The coming of the Second World War had another major impact on the Group and its members.
One of our old Scouts, Frank Simpson, told us about Scouting in wartime. Frank was 90 years old when he spoke to us in early 2013, and first joined, as a Cub, in 1930! He and his friend Bill stated out at Longport Cubs and Scouts, but when they were Scouts, their Troop closed and the came ‘up the bank’ to us in 1938.
Porthill Scouts with Porthill Guides at Heighley Castle, near Madeley, in June 1940 (photo courtesy of Frank Simpson).
Frank (and Bill?) are on the photo but Frank could’t remember who is who as his eyesight wasn’t too good.
Frank described what activities they did those days and they basically did the same as we do now! Hiking, swimming and camping etc.
The Scouts regularly camped at Kibblestone.

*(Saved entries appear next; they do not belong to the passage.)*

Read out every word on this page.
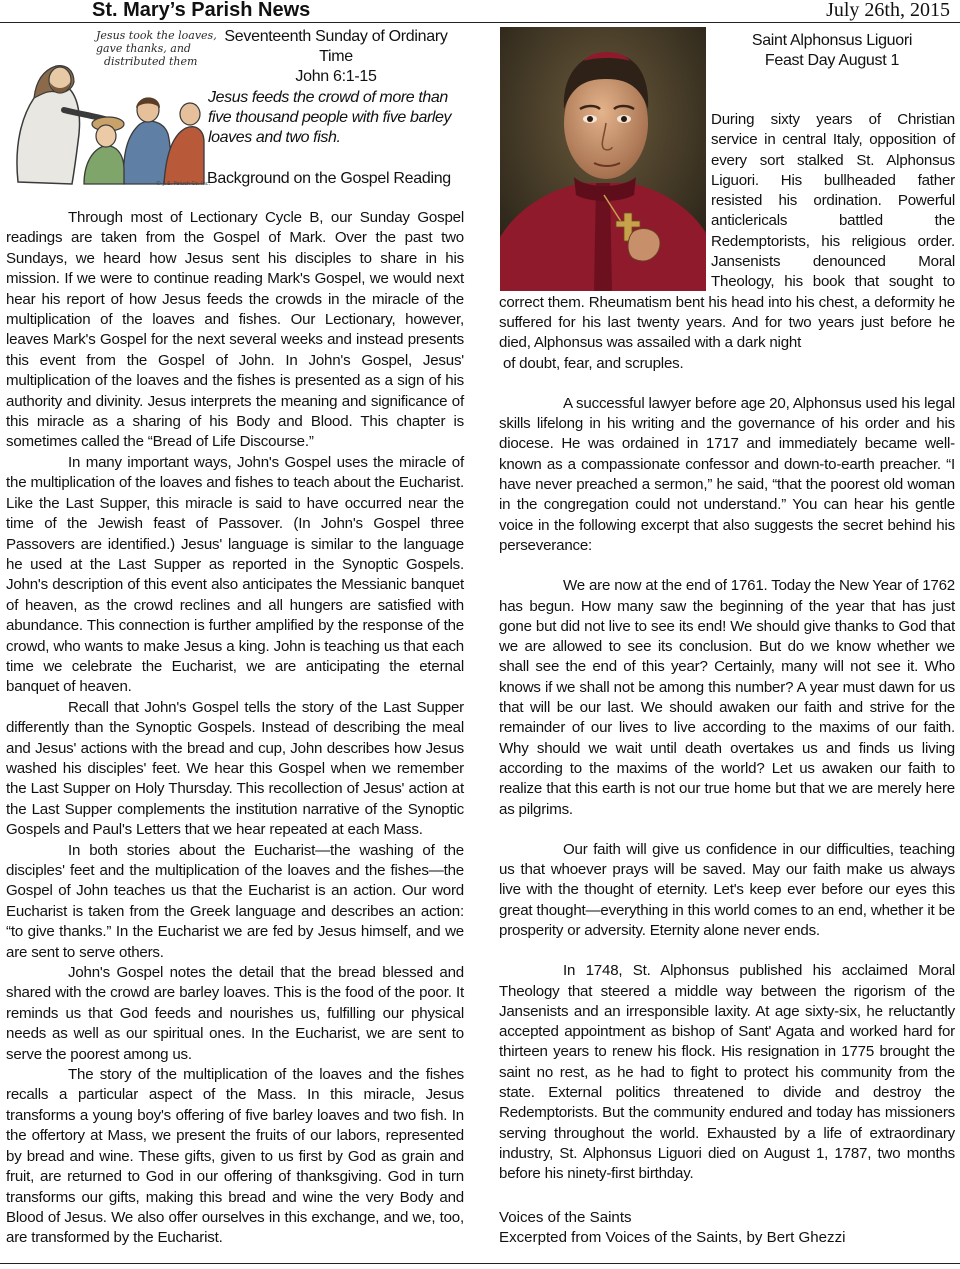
St. Mary’s Parish News	July 26th, 2015
Jesus took the loaves,
gave thanks, and
distributed them
© J. S. Paluch Co. Inc.
Seventeenth Sunday of Ordinary Time
John 6:1-15
Jesus feeds the crowd of more than five thousand people with five barley loaves and two fish.
Background on the Gospel Reading

Through most of Lectionary Cycle B, our Sunday Gospel readings are taken from the Gospel of Mark. Over the past two Sundays, we heard how Jesus sent his disciples to share in his mission. If we were to continue reading Mark's Gospel, we would next hear his report of how Jesus feeds the crowds in the miracle of the multiplication of the loaves and fishes. Our Lectionary, however, leaves Mark's Gospel for the next several weeks and instead presents this event from the Gospel of John. In John's Gospel, Jesus' multiplication of the loaves and the fishes is presented as a sign of his authority and divinity. Jesus interprets the meaning and significance of this miracle as a sharing of his Body and Blood. This chapter is sometimes called the “Bread of Life Discourse.”

In many important ways, John's Gospel uses the miracle of the multiplication of the loaves and fishes to teach about the Eucharist. Like the Last Supper, this miracle is said to have occurred near the time of the Jewish feast of Passover. (In John's Gospel three Passovers are identified.) Jesus' language is similar to the language he used at the Last Supper as reported in the Synoptic Gospels. John's description of this event also anticipates the Messianic banquet of heaven, as the crowd reclines and all hungers are satisfied with abundance. This connection is further amplified by the response of the crowd, who wants to make Jesus a king. John is teaching us that each time we celebrate the Eucharist, we are anticipating the eternal banquet of heaven.

Recall that John's Gospel tells the story of the Last Supper differently than the Synoptic Gospels. Instead of describing the meal and Jesus' actions with the bread and cup, John describes how Jesus washed his disciples' feet. We hear this Gospel when we remember the Last Supper on Holy Thursday. This recollection of Jesus' action at the Last Supper complements the institution narrative of the Synoptic Gospels and Paul's Letters that we hear repeated at each Mass.

In both stories about the Eucharist—the washing of the disciples' feet and the multiplication of the loaves and the fishes—the Gospel of John teaches us that the Eucharist is an action. Our word Eucharist is taken from the Greek language and describes an action: “to give thanks.” In the Eucharist we are fed by Jesus himself, and we are sent to serve others.

John's Gospel notes the detail that the bread blessed and shared with the crowd are barley loaves. This is the food of the poor. It reminds us that God feeds and nourishes us, fulfilling our physical needs as well as our spiritual ones. In the Eucharist, we are sent to serve the poorest among us.

The story of the multiplication of the loaves and the fishes recalls a particular aspect of the Mass. In this miracle, Jesus transforms a young boy's offering of five barley loaves and two fish. In the offertory at Mass, we present the fruits of our labors, represented by bread and wine. These gifts, given to us first by God as grain and fruit, are returned to God in our offering of thanksgiving. God in turn transforms our gifts, making this bread and wine the very Body and Blood of Jesus. We also offer ourselves in this exchange, and we, too, are transformed by the Eucharist.

Saint Alphonsus Liguori
Feast Day August 1

During sixty years of Christian service in central Italy, opposition of every sort stalked St. Alphonsus Liguori. His bullheaded father resisted his ordination. Powerful anticlericals battled the Redemptorists, his religious order. Jansenists denounced Moral Theology, his book that sought to correct them. Rheumatism bent his head into his chest, a deformity he suffered for his last twenty years. And for two years just before he died, Alphonsus was assailed with a dark night

of doubt, fear, and scruples.

A successful lawyer before age 20, Alphonsus used his legal skills lifelong in his writing and the governance of his order and his diocese. He was ordained in 1717 and immediately became well-known as a compassionate confessor and down-to-earth preacher. “I have never preached a sermon,” he said, “that the poorest old woman in the congregation could not understand.” You can hear his gentle voice in the following excerpt that also suggests the secret behind his perseverance:

We are now at the end of 1761. Today the New Year of 1762 has begun. How many saw the beginning of the year that has just gone but did not live to see its end! We should give thanks to God that we are allowed to see its conclusion. But do we know whether we shall see the end of this year? Certainly, many will not see it. Who knows if we shall not be among this number? A year must dawn for us that will be our last. We should awaken our faith and strive for the remainder of our lives to live according to the maxims of our faith. Why should we wait until death overtakes us and finds us living according to the maxims of the world? Let us awaken our faith to realize that this earth is not our true home but that we are merely here as pilgrims.

Our faith will give us confidence in our difficulties, teaching us that whoever prays will be saved. May our faith make us always live with the thought of eternity. Let's keep ever before our eyes this great thought—everything in this world comes to an end, whether it be prosperity or adversity. Eternity alone never ends.

In 1748, St. Alphonsus published his acclaimed Moral Theology that steered a middle way between the rigorism of the Jansenists and an irresponsible laxity. At age sixty-six, he reluctantly accepted appointment as bishop of Sant' Agata and worked hard for thirteen years to renew his flock. His resignation in 1775 brought the saint no rest, as he had to fight to protect his community from the state. External politics threatened to divide and destroy the Redemptorists. But the community endured and today has missioners serving throughout the world. Exhausted by a life of extraordinary industry, St. Alphonsus Liguori died on August 1, 1787, two months before his ninety-first birthday.

Voices of the Saints
Excerpted from Voices of the Saints, by Bert Ghezzi
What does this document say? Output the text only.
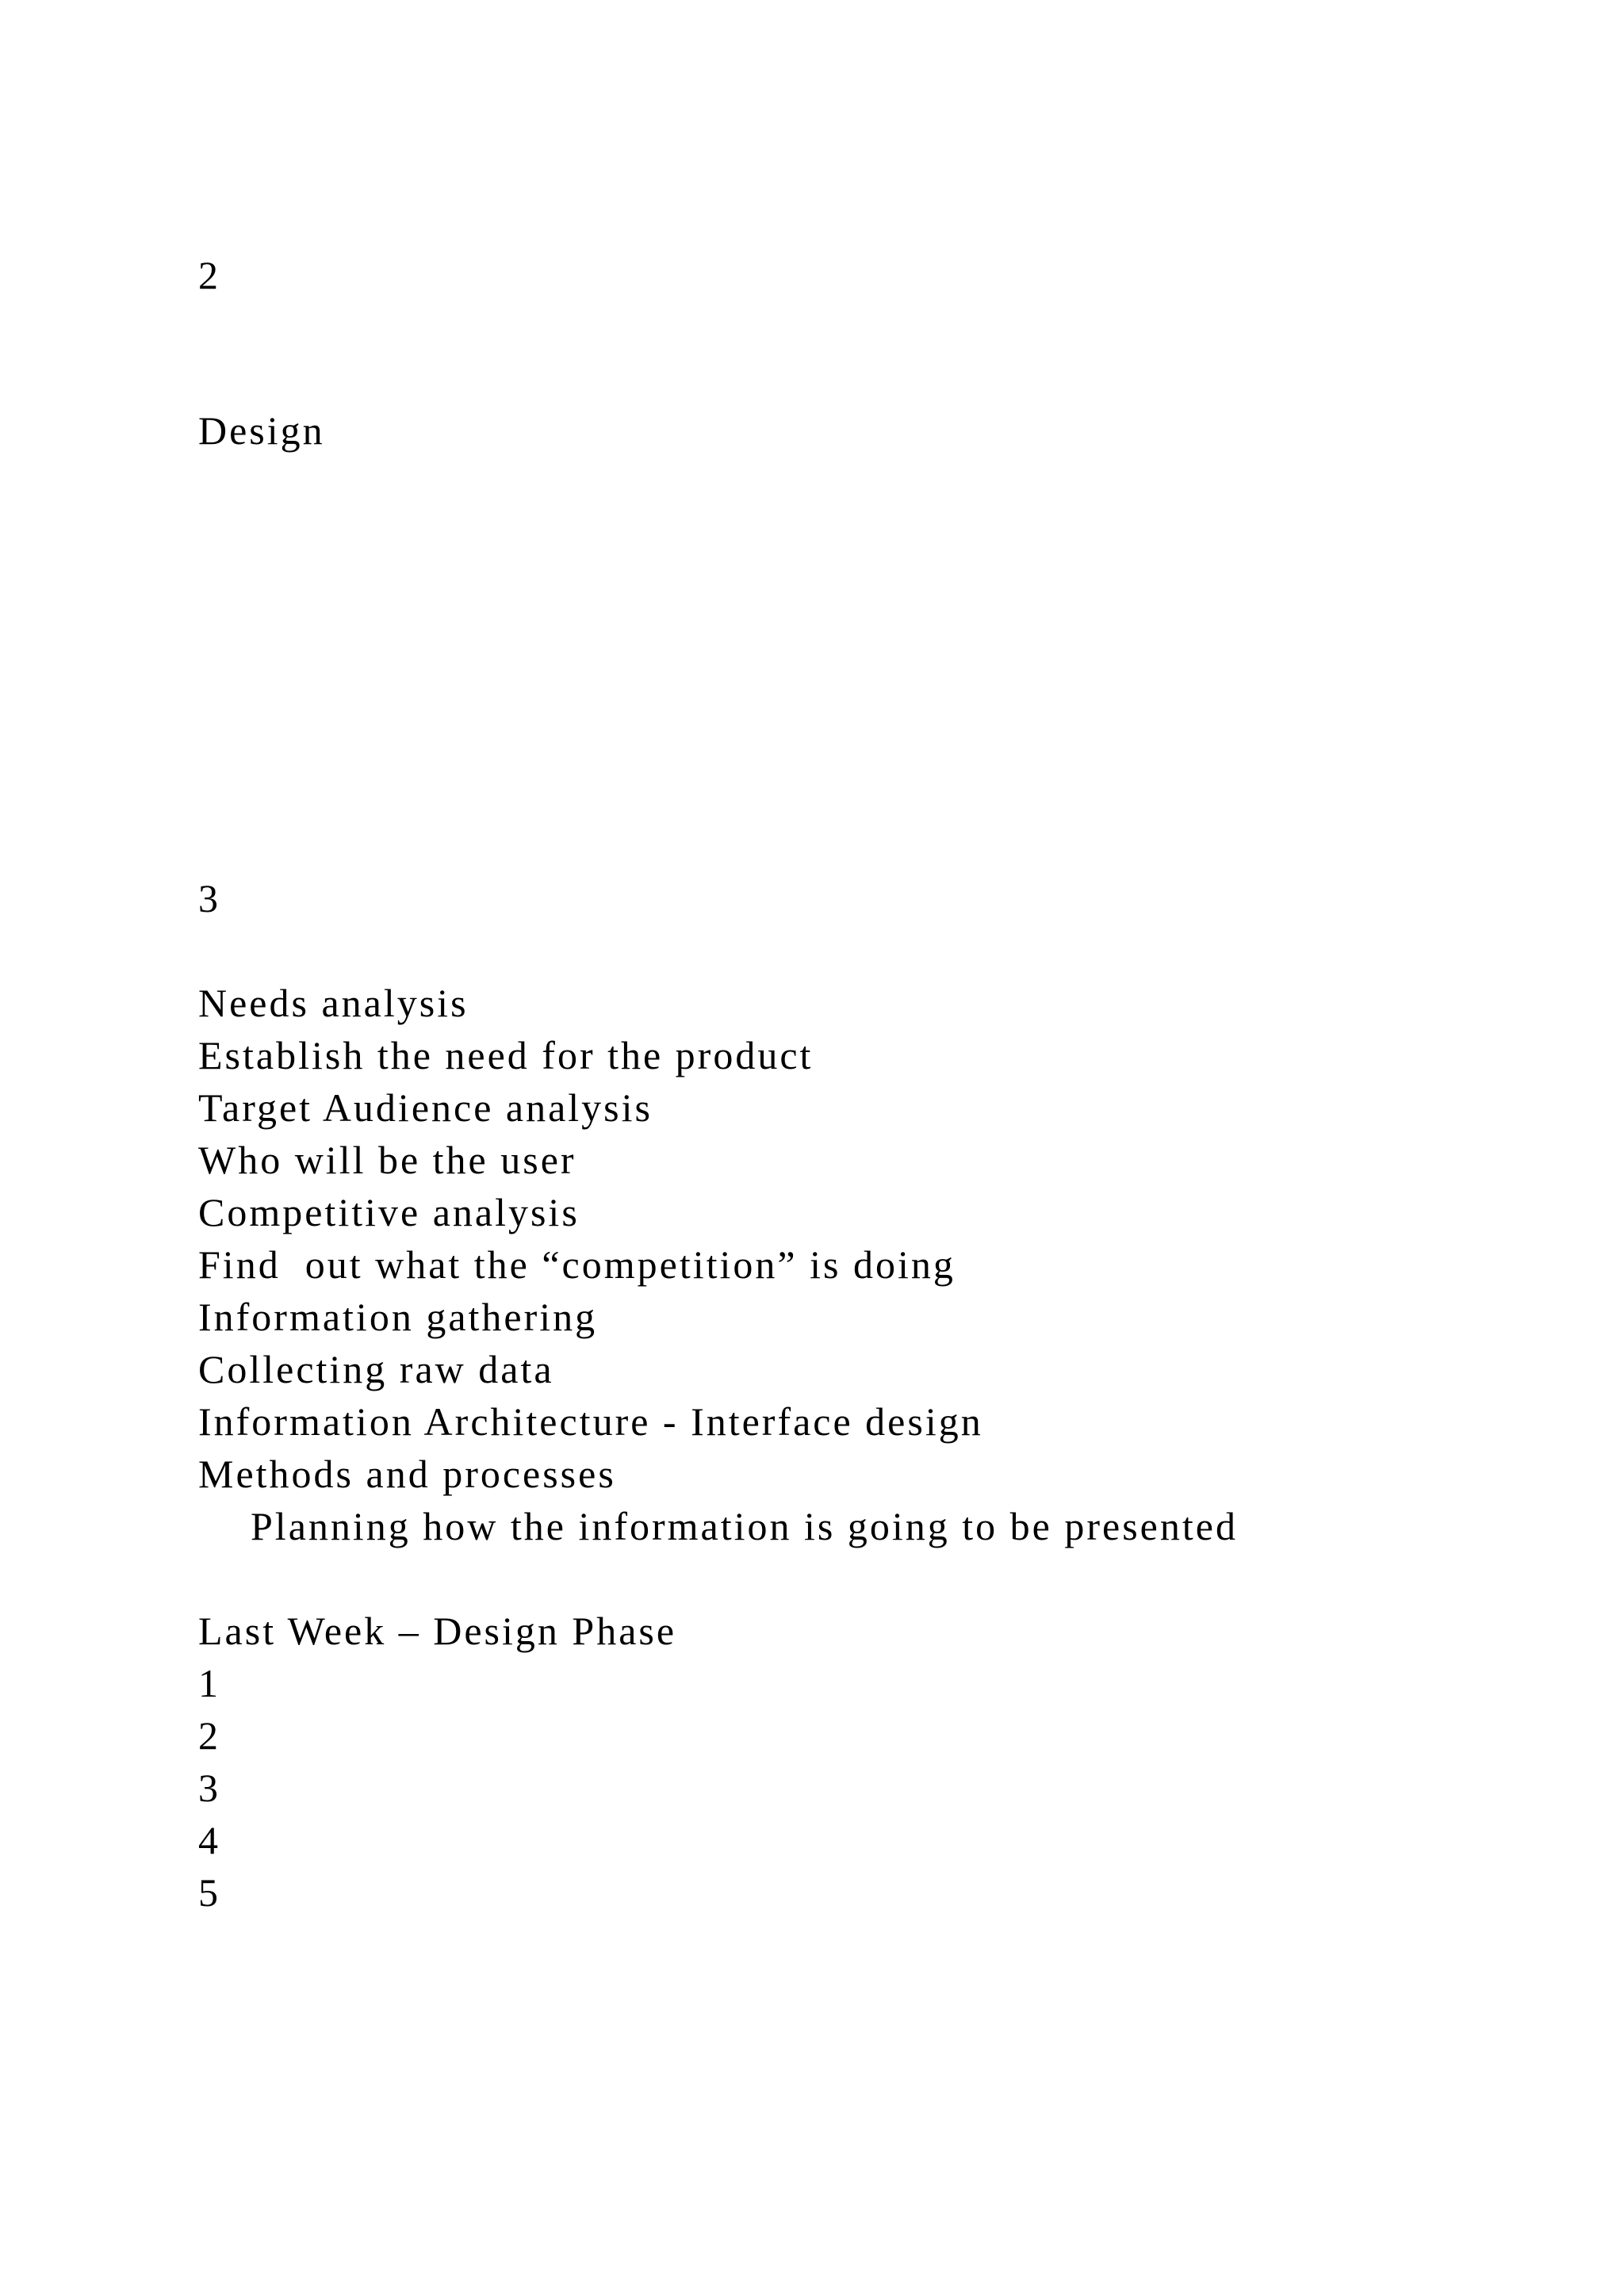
2
Design
3
Needs analysis
Establish the need for the product
Target Audience analysis
Who will be the user
Competitive analysis
Find  out what the “competition” is doing
Information gathering
Collecting raw data
Information Architecture - Interface design
Methods and processes
Planning how the information is going to be presented
Last Week – Design Phase
1
2
3
4
5
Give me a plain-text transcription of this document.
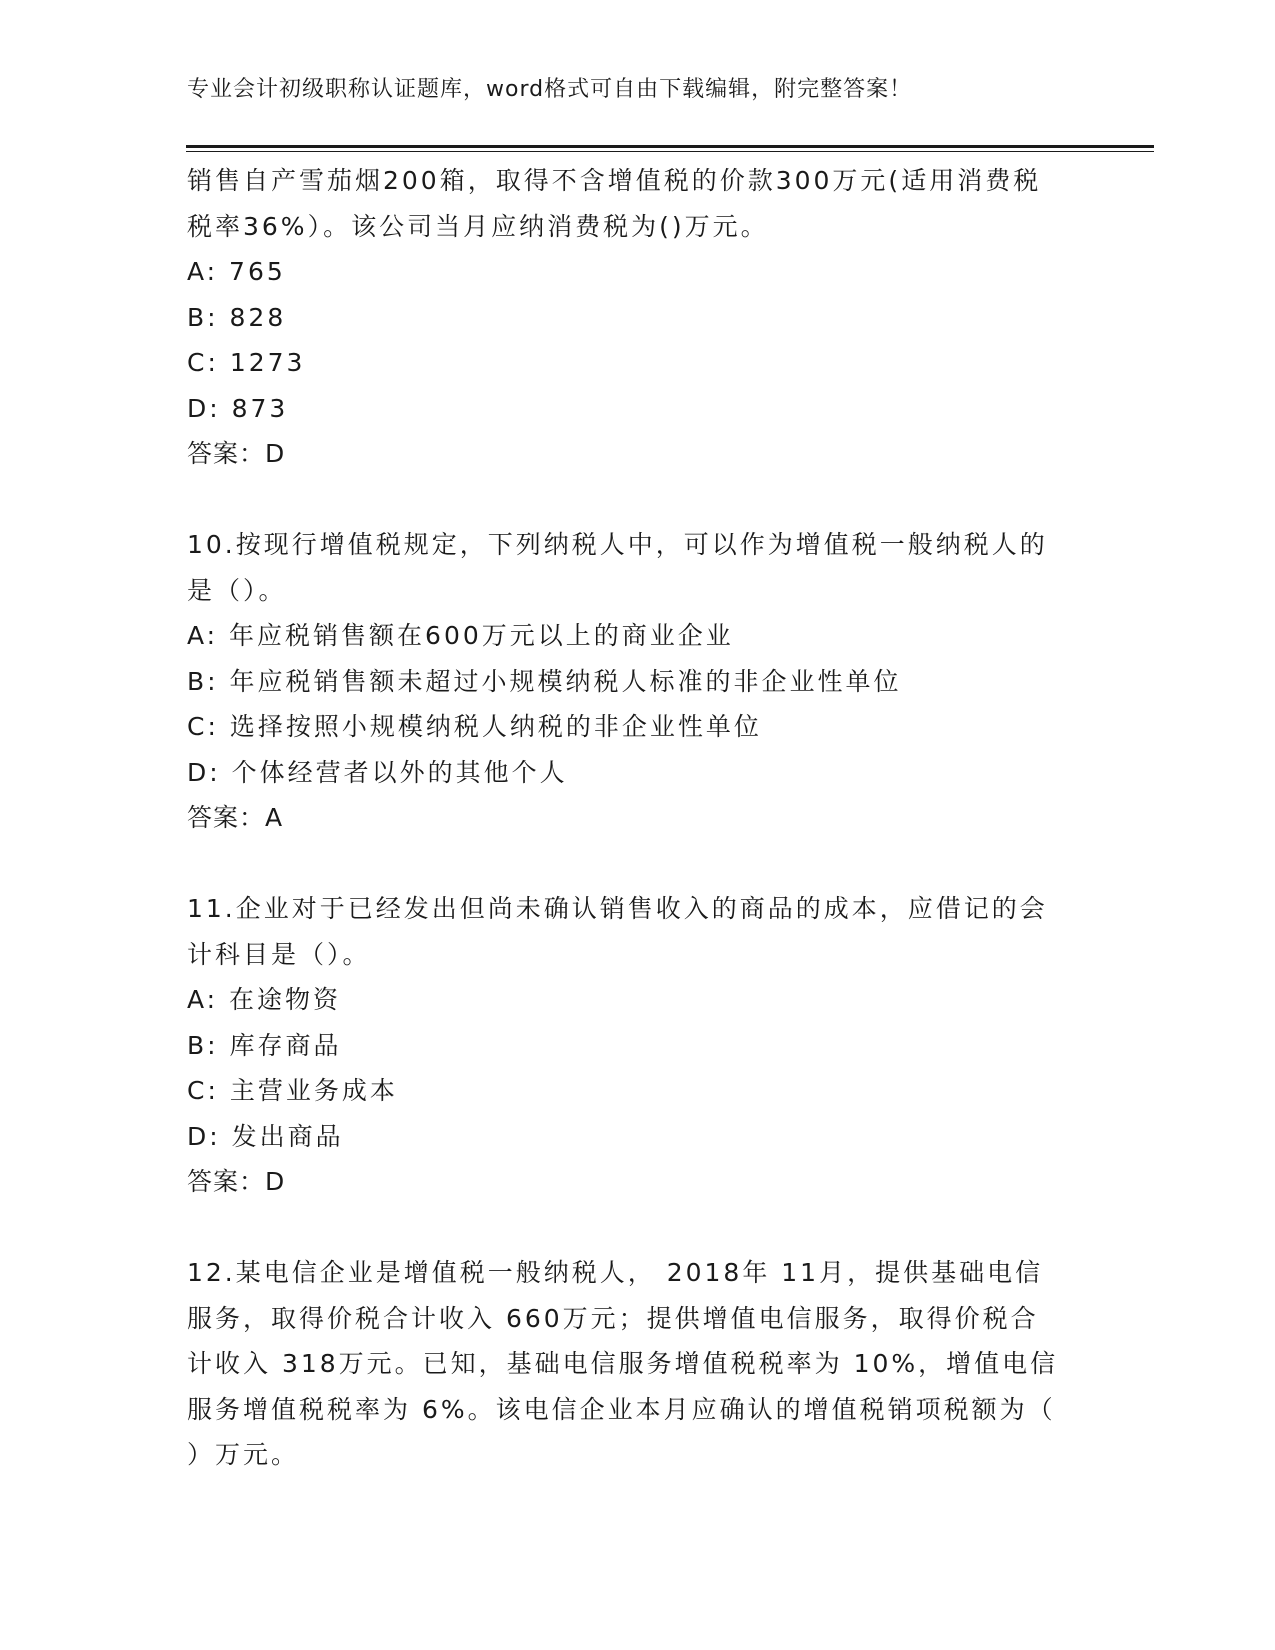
专业会计初级职称认证题库，word格式可自由下载编辑，附完整答案！
销售自产雪茄烟200箱，取得不含增值税的价款300万元(适用消费税
税率36%）。该公司当月应纳消费税为()万元。
A: 765
B: 828
C: 1273
D: 873
答案：D
10.按现行增值税规定，下列纳税人中，可以作为增值税一般纳税人的
是（）。
A: 年应税销售额在600万元以上的商业企业
B: 年应税销售额未超过小规模纳税人标准的非企业性单位
C: 选择按照小规模纳税人纳税的非企业性单位
D: 个体经营者以外的其他个人
答案：A
11.企业对于已经发出但尚未确认销售收入的商品的成本，应借记的会
计科目是（）。
A: 在途物资
B: 库存商品
C: 主营业务成本
D: 发出商品
答案：D
12.某电信企业是增值税一般纳税人， 2018年 11月，提供基础电信
服务，取得价税合计收入 660万元；提供增值电信服务，取得价税合
计收入 318万元。已知，基础电信服务增值税税率为 10%，增值电信
服务增值税税率为 6%。该电信企业本月应确认的增值税销项税额为（
）万元。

They used the Plunge Pool (without swimming costumes!) and the rope swings, especially Devil’s Ledge. Frank once rode his bike home from Kibblestone with his tyres stuffed with grass as he had a puncture! Frank was a Patrol Leader and the Scouts regularly swam in Westport Lake.
On 03/09/1939 he and some of the other Scouts were working filling sandbags at the Heywood Hospital and heard the declaration of war by Prime Minister Neville Chamberlin over the hospital’s Tannoy system. They finished their work and then went to Scouts!
The Scouts stayed overnight in the Scout Shop in Liverpool Road, Stoke, to act as messengers for the ARP Wardens. There were ARP posts at Bradwell Lane (including a fire engine), Watlands School, Longbridge Hayes and the Dimsdale Hotel and the Scouts helped out at these posts also as messengers.
Frank eventually served in the Home Guard, before being called up to serve in the regular army. Sadly, his pal Bill was killed while serving in the Navy. You can read more about Bill on our Pages of Remembrance.
Frank remembers that at the beginning of the war the Scout Master was Jack Pointon (although he is recorded on a presumably pre-war Leader card as Cub Master), but he was called up early in the war. Replacing him was a Mr. Ellesmere.
Many of our Scouts served in the forces during the war and sadly it appears that at least five were killed (including Bill). You can read all about them in our Pages of Remembrance.
As a post script to Frank’s story, not long after VE Day, Frank went with the Troop to the New Forrest as a temporary Assistant Scout Master. One of the things they did was some weeding, but the Scouts spent the day sleeping!
While on camp, Scout George Burke put an axe in his foot and spent the rest of the camp on crutches!
Frank said he really enjoyed his time in the Scouts, but his Scouting was somewhat interrupted by the War!
Sadly, Frank passed away in June 2014.
Another account about the war comes from the book “The Wolstanton Roll of Honour” by Geoff Mayer and Chris Sheldon.
Mr. David Cotterill lived in Porthill and was seven when war came. “I was too young to realise the implications of what the war would bring, so, not unlike other boys of my age, I found it all quite exciting. There were no sweets to be had and we had to wear clogs because of the shortage of boots and shoes but we just accepted it. I remember watching the searchlights in the Crewe area trying to find the German bombers and having fun playing in the air raid shelter in Heaton Terrace. But it wasn’t all fun and games. I was in the Porthill Cub Scouts and I helped in collecting unwanted books from local people to help the war effort. There was a shortage of paper and cardboard so all the books were recycled. We went from hose to house collecting the books in a handcart so we felt that we were really helping to win the war.”